Les prémices du braille
C’est à l’âge de 3 ans que Louis Braille perd la vue en jouant avec des outils de l’atelier de son père. Son autre œil sera également atteint par la cécité dû une infection incurable.
Malgré son handicap sévère, les parents de Louis souhaitent qu’il reçoive une bonne éducation. Par conséquent, il fréquentera l’école primaire de son village. Son père lui apprendra l’alphabet avec des clous enfoncés dans des planches. Par la suite, il sera scolarisé à l’Institution Royale des Jeunes Aveugles à Paris.

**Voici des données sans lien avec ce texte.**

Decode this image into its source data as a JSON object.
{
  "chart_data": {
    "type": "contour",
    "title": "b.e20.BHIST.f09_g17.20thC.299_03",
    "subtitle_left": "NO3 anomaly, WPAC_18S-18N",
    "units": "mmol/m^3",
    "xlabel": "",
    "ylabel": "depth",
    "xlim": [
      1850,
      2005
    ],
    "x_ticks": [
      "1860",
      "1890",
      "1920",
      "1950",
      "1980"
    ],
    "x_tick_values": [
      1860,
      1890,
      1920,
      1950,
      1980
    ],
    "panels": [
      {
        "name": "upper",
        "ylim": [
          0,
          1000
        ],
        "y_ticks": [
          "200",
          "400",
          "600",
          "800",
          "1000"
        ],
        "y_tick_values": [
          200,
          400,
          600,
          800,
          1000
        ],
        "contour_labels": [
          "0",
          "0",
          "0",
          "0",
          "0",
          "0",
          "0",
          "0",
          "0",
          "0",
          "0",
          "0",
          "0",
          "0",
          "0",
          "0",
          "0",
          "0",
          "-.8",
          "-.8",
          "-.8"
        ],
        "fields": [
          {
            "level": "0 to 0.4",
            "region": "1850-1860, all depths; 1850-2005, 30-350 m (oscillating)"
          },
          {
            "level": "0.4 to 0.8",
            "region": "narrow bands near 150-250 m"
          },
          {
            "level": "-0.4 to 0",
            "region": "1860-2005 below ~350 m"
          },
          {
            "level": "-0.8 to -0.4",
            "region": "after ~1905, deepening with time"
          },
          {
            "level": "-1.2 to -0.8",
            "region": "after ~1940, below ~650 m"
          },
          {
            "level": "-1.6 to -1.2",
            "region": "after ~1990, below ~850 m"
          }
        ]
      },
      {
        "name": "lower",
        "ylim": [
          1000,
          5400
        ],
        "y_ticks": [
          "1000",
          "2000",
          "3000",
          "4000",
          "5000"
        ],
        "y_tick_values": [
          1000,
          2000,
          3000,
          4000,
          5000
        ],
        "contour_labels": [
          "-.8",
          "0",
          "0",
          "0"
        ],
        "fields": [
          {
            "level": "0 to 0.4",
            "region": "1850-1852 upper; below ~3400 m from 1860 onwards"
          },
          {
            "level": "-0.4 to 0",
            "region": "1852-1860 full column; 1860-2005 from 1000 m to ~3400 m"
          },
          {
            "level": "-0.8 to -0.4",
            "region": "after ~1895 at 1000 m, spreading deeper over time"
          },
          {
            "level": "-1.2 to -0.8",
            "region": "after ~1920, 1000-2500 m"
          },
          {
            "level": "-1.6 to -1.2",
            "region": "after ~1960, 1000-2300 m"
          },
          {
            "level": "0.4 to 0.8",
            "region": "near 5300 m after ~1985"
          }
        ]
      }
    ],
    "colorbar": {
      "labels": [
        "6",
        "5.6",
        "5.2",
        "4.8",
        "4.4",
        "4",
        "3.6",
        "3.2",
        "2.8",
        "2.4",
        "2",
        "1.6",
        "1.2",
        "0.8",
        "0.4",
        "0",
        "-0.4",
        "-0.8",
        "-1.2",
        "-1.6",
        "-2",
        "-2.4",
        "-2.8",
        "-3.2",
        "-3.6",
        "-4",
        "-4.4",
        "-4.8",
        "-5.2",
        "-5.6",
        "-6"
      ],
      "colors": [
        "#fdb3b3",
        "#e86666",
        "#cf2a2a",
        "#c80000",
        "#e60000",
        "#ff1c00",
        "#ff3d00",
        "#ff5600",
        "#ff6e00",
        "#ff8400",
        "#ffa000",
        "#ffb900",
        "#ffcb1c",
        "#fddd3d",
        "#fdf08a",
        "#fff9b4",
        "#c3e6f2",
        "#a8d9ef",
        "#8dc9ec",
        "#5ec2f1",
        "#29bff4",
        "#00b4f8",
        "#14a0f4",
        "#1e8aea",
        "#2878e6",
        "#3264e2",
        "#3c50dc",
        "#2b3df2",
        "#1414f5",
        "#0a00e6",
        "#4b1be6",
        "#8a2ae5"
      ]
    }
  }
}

Louis est un élève brillant qui intégrera rapidement le corps enseignant. À l’époque, les élèves aveugles apprennent à lire et à écrire avec des caractères romains en relief. La démarche initiée par le fondateur Valentin Haüy s’avère peu efficace car les caractères romains sont difficiles à reconnaître au toucher et sont donc extrêmement lents à lire.
En 1821, Louis et ses camarades expérimentent un code appelé « sonographie », un système de représentation du son à l’aide de 12 points en relief, inventé par l’officier militaire à la retraite, le capitaine Charles Barbier. Cela s’avère rapidement une méthode efficace car les points sont plus faciles à lire et à écrire que les lettres en relief.
Cependant, quelques inconvénients apparaissent rapidement : l’écriture de Barbier est phonétique, donc l’orthographe n’est pas respectée. Elle ne permet pas non plus de transcrire des signes de ponctuation, des chiffres et des symboles mathématiques, des notes de musique. Enfin, les caractères comptent jusqu’à douze point. Une hauteur trop importante pour lire rapidement avec ses doigts.